- opencl/kernels/secp256k1_zk.cl: remove #if 0 guard (881 lines of bulletproof
code re-enabled); fix range_verify_full_impl address-space qualifiers:
bp_G / bp_H now __global const AffinePoint*; per-iteration private copy
(AffinePoint g_pt = bp_G[i]) before passing to scalar_mul_impl.
- gpu/src/gpu_backend_opencl.cpp: replace Unsupported stub with real dispatch
via range_proof_poly_batch kernel; add bp_poly_batch_ member + cleanup;
update ensure_zk_kernels() to register the new kernel; parse 324-byte
wire format (4x65-byte uncompressed + 2x32-byte scalars) into
RangeProofPolyOCL GPU layout.
- gpu/src/gpu_backend_metal.mm: replace Unsupported stub with real dispatch
via range_proof_poly_batch kernel; build RangeProofPolyMetal (320B) from
324-byte wire format using be32_to_metal_fe / be32_to_metal_scalar helpers.

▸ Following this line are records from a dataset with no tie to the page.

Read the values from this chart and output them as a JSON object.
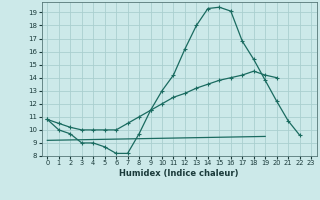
{
  "xlabel": "Humidex (Indice chaleur)",
  "bg_color": "#cce9e9",
  "grid_color": "#aacfcf",
  "line_color": "#1a6b60",
  "xlim": [
    -0.5,
    23.5
  ],
  "ylim": [
    8,
    19.8
  ],
  "yticks": [
    8,
    9,
    10,
    11,
    12,
    13,
    14,
    15,
    16,
    17,
    18,
    19
  ],
  "xticks": [
    0,
    1,
    2,
    3,
    4,
    5,
    6,
    7,
    8,
    9,
    10,
    11,
    12,
    13,
    14,
    15,
    16,
    17,
    18,
    19,
    20,
    21,
    22,
    23
  ],
  "series1_x": [
    0,
    1,
    2,
    3,
    4,
    5,
    6,
    7,
    8,
    9,
    10,
    11,
    12,
    13,
    14,
    15,
    16,
    17,
    18,
    19,
    20,
    21,
    22
  ],
  "series1_y": [
    10.8,
    10.0,
    9.7,
    9.0,
    9.0,
    8.7,
    8.2,
    8.2,
    9.7,
    11.5,
    13.0,
    14.2,
    16.2,
    18.0,
    19.3,
    19.4,
    19.1,
    16.8,
    15.4,
    13.8,
    12.2,
    10.7,
    9.6
  ],
  "series2_x": [
    0,
    1,
    2,
    3,
    4,
    5,
    6,
    7,
    8,
    9,
    10,
    11,
    12,
    13,
    14,
    15,
    16,
    17,
    18,
    19,
    20
  ],
  "series2_y": [
    10.8,
    10.5,
    10.2,
    10.0,
    10.0,
    10.0,
    10.0,
    10.5,
    11.0,
    11.5,
    12.0,
    12.5,
    12.8,
    13.2,
    13.5,
    13.8,
    14.0,
    14.2,
    14.5,
    14.2,
    14.0
  ],
  "series3_x": [
    0,
    19
  ],
  "series3_y": [
    9.2,
    9.5
  ]
}
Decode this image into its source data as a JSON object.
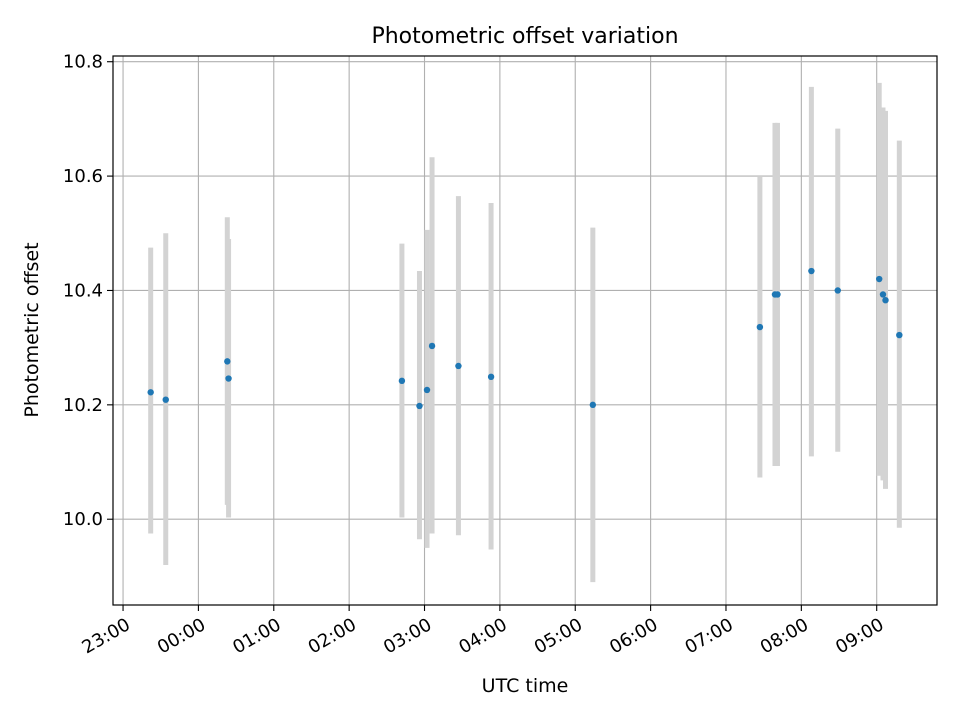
{
  "chart_data": {
    "type": "scatter",
    "title": "Photometric offset variation",
    "xlabel": "UTC time",
    "ylabel": "Photometric offset",
    "xlim": [
      "22:52",
      "09:48"
    ],
    "ylim": [
      9.85,
      10.81
    ],
    "x_ticks": [
      "23:00",
      "00:00",
      "01:00",
      "02:00",
      "03:00",
      "04:00",
      "05:00",
      "06:00",
      "07:00",
      "08:00",
      "09:00"
    ],
    "y_ticks": [
      "10.0",
      "10.2",
      "10.4",
      "10.6",
      "10.8"
    ],
    "grid": true,
    "colors": {
      "point": "#1f77b4",
      "errorbar": "#d3d3d3",
      "grid": "#b0b0b0"
    },
    "points": [
      {
        "x": "23:22",
        "y": 10.222,
        "yerr_low": 9.975,
        "yerr_high": 10.475
      },
      {
        "x": "23:34",
        "y": 10.209,
        "yerr_low": 9.92,
        "yerr_high": 10.5
      },
      {
        "x": "00:23",
        "y": 10.276,
        "yerr_low": 10.025,
        "yerr_high": 10.528
      },
      {
        "x": "00:24",
        "y": 10.246,
        "yerr_low": 10.003,
        "yerr_high": 10.49
      },
      {
        "x": "02:42",
        "y": 10.242,
        "yerr_low": 10.003,
        "yerr_high": 10.482
      },
      {
        "x": "02:56",
        "y": 10.198,
        "yerr_low": 9.965,
        "yerr_high": 10.434
      },
      {
        "x": "03:02",
        "y": 10.226,
        "yerr_low": 9.95,
        "yerr_high": 10.506
      },
      {
        "x": "03:06",
        "y": 10.303,
        "yerr_low": 9.975,
        "yerr_high": 10.633
      },
      {
        "x": "03:27",
        "y": 10.268,
        "yerr_low": 9.972,
        "yerr_high": 10.565
      },
      {
        "x": "03:53",
        "y": 10.249,
        "yerr_low": 9.947,
        "yerr_high": 10.553
      },
      {
        "x": "05:14",
        "y": 10.2,
        "yerr_low": 9.89,
        "yerr_high": 10.51
      },
      {
        "x": "07:27",
        "y": 10.336,
        "yerr_low": 10.073,
        "yerr_high": 10.6
      },
      {
        "x": "07:39",
        "y": 10.393,
        "yerr_low": 10.093,
        "yerr_high": 10.693
      },
      {
        "x": "07:41",
        "y": 10.393,
        "yerr_low": 10.093,
        "yerr_high": 10.693
      },
      {
        "x": "08:08",
        "y": 10.434,
        "yerr_low": 10.11,
        "yerr_high": 10.756
      },
      {
        "x": "08:29",
        "y": 10.4,
        "yerr_low": 10.118,
        "yerr_high": 10.683
      },
      {
        "x": "09:02",
        "y": 10.42,
        "yerr_low": 10.076,
        "yerr_high": 10.763
      },
      {
        "x": "09:05",
        "y": 10.393,
        "yerr_low": 10.068,
        "yerr_high": 10.72
      },
      {
        "x": "09:07",
        "y": 10.383,
        "yerr_low": 10.053,
        "yerr_high": 10.714
      },
      {
        "x": "09:18",
        "y": 10.322,
        "yerr_low": 9.985,
        "yerr_high": 10.662
      }
    ]
  }
}
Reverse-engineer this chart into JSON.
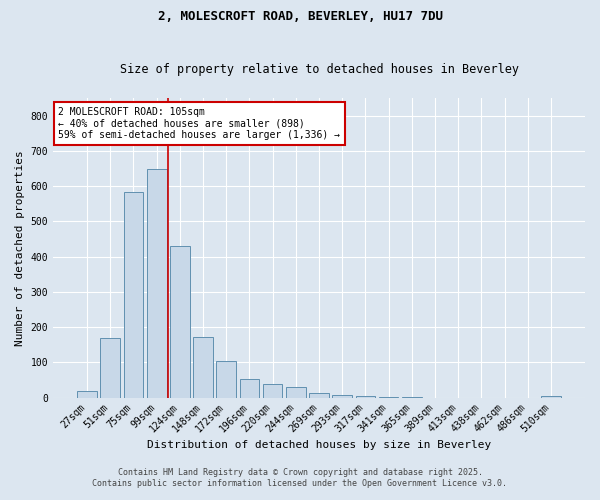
{
  "title1": "2, MOLESCROFT ROAD, BEVERLEY, HU17 7DU",
  "title2": "Size of property relative to detached houses in Beverley",
  "xlabel": "Distribution of detached houses by size in Beverley",
  "ylabel": "Number of detached properties",
  "categories": [
    "27sqm",
    "51sqm",
    "75sqm",
    "99sqm",
    "124sqm",
    "148sqm",
    "172sqm",
    "196sqm",
    "220sqm",
    "244sqm",
    "269sqm",
    "293sqm",
    "317sqm",
    "341sqm",
    "365sqm",
    "389sqm",
    "413sqm",
    "438sqm",
    "462sqm",
    "486sqm",
    "510sqm"
  ],
  "values": [
    18,
    168,
    582,
    648,
    430,
    172,
    103,
    53,
    38,
    30,
    13,
    8,
    5,
    3,
    2,
    0,
    0,
    0,
    0,
    0,
    5
  ],
  "bar_color": "#c8d8e8",
  "bar_edge_color": "#6090b0",
  "vline_x": 3.5,
  "vline_color": "#cc0000",
  "annotation_text": "2 MOLESCROFT ROAD: 105sqm\n← 40% of detached houses are smaller (898)\n59% of semi-detached houses are larger (1,336) →",
  "annotation_box_color": "#ffffff",
  "annotation_box_edge": "#cc0000",
  "ylim": [
    0,
    850
  ],
  "yticks": [
    0,
    100,
    200,
    300,
    400,
    500,
    600,
    700,
    800
  ],
  "background_color": "#dce6f0",
  "plot_bg_color": "#dce6f0",
  "footer1": "Contains HM Land Registry data © Crown copyright and database right 2025.",
  "footer2": "Contains public sector information licensed under the Open Government Licence v3.0.",
  "title_fontsize": 9,
  "subtitle_fontsize": 8.5,
  "xlabel_fontsize": 8,
  "ylabel_fontsize": 8,
  "tick_fontsize": 7,
  "annotation_fontsize": 7,
  "footer_fontsize": 6
}
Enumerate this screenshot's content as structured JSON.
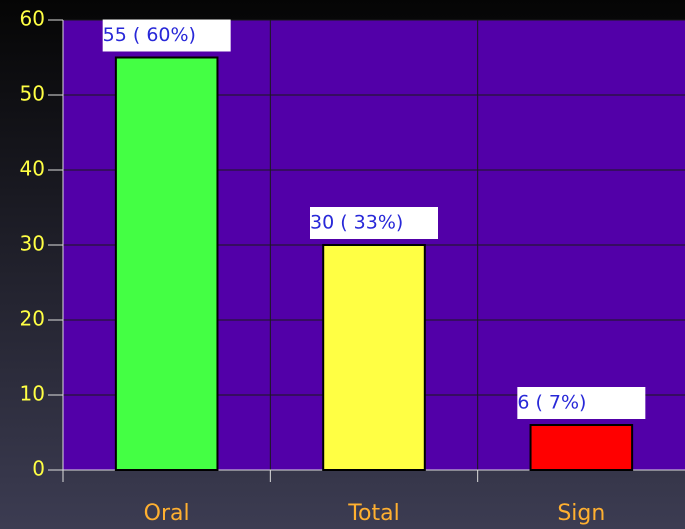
{
  "chart_data": {
    "type": "bar",
    "categories": [
      "Oral",
      "Total",
      "Sign"
    ],
    "values": [
      55,
      30,
      6
    ],
    "value_labels": [
      "55 (  60%)",
      "30 (  33%)",
      "6 (  7%)"
    ],
    "colors": [
      "#44ff44",
      "#ffff44",
      "#ff0000"
    ],
    "ylim": [
      0,
      60
    ],
    "yticks": [
      0,
      10,
      20,
      30,
      40,
      50,
      60
    ],
    "grid": true
  }
}
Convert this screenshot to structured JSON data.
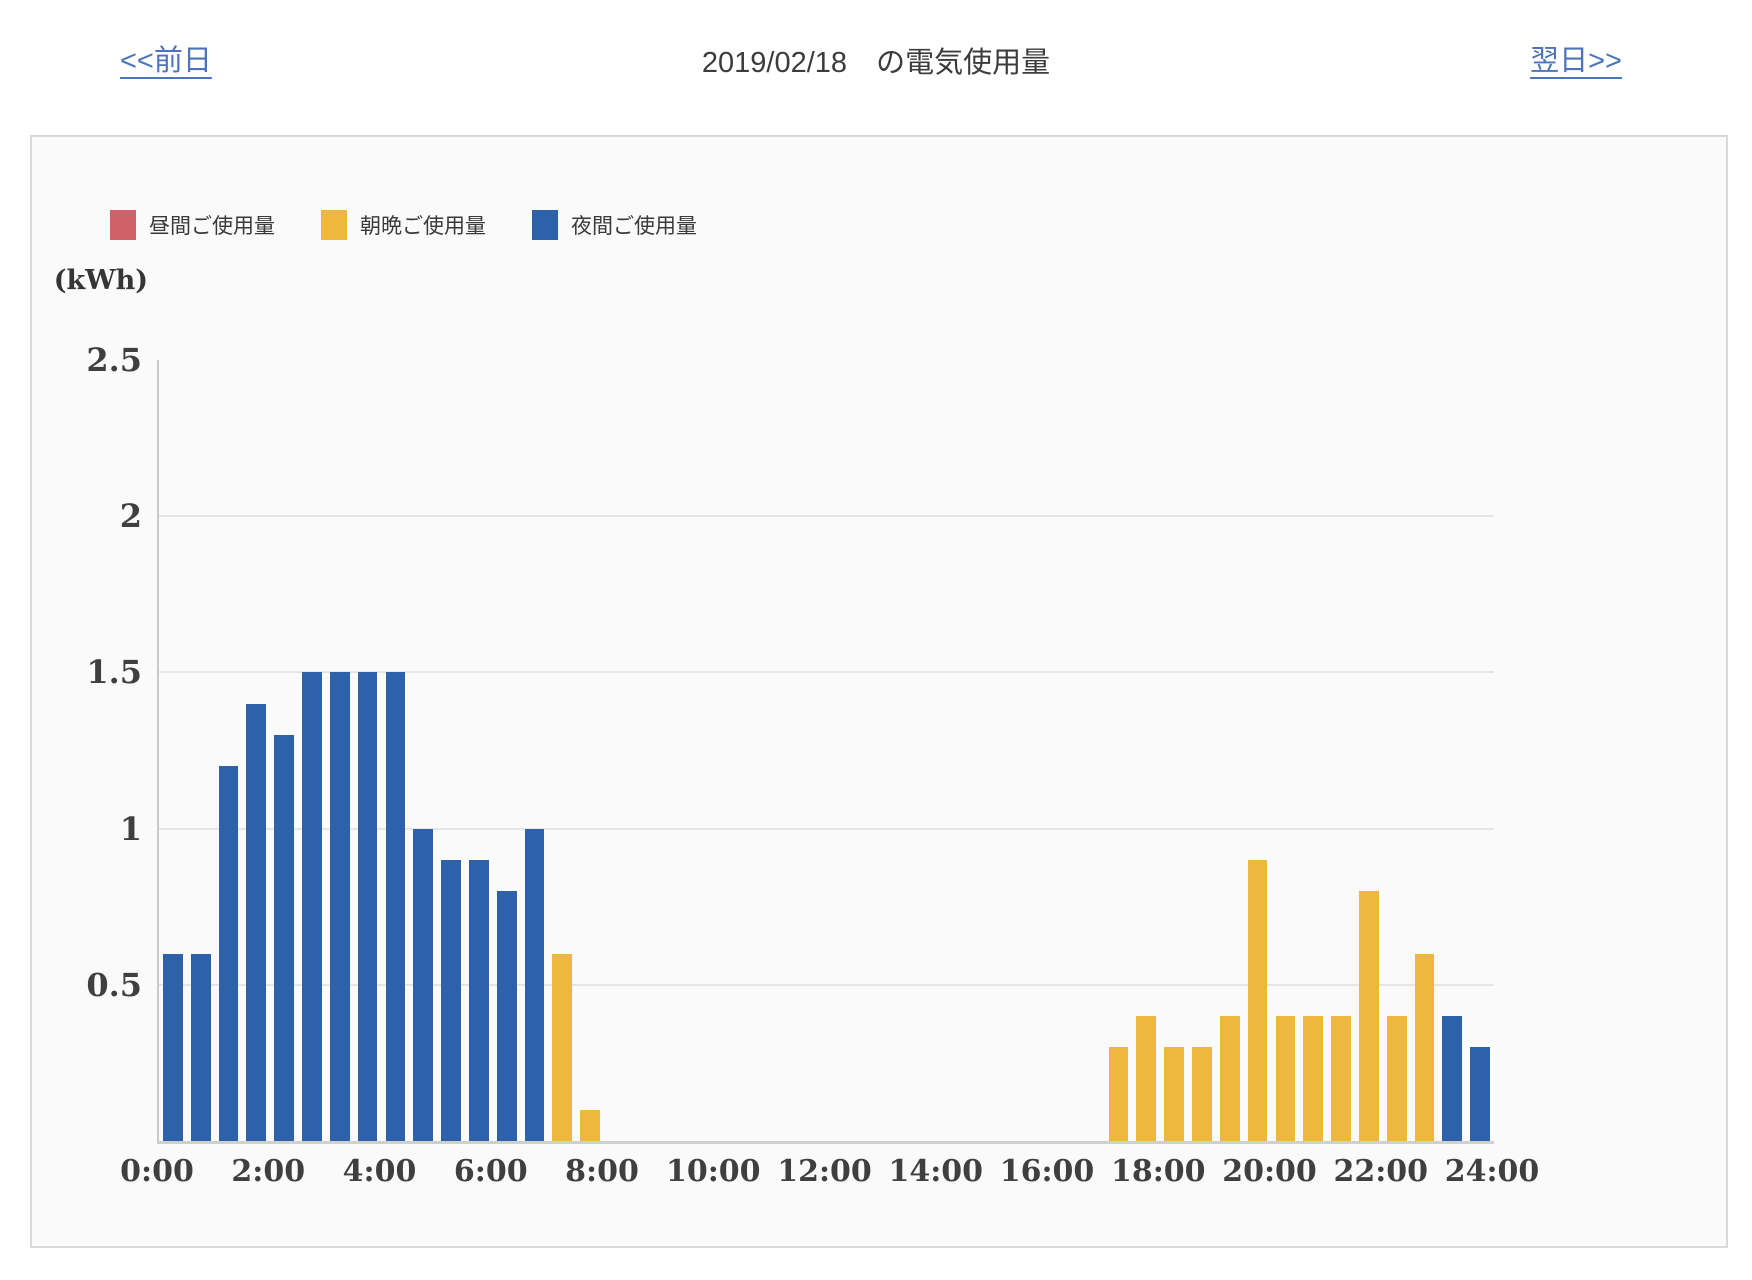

- docs/BACKEND_ASSURANCE_MATRIX.md: bulletproof row stub->Y for OpenCL+Metal;
parity tracking now shows zero remaining stubs.
- CHANGELOG.md: document bulletproof parity closure.
All three backends (CUDA, OpenCL, Metal) now implement bulletproof_verify_batch.
Zero Unsupported stubs remain in the GPU backend surface.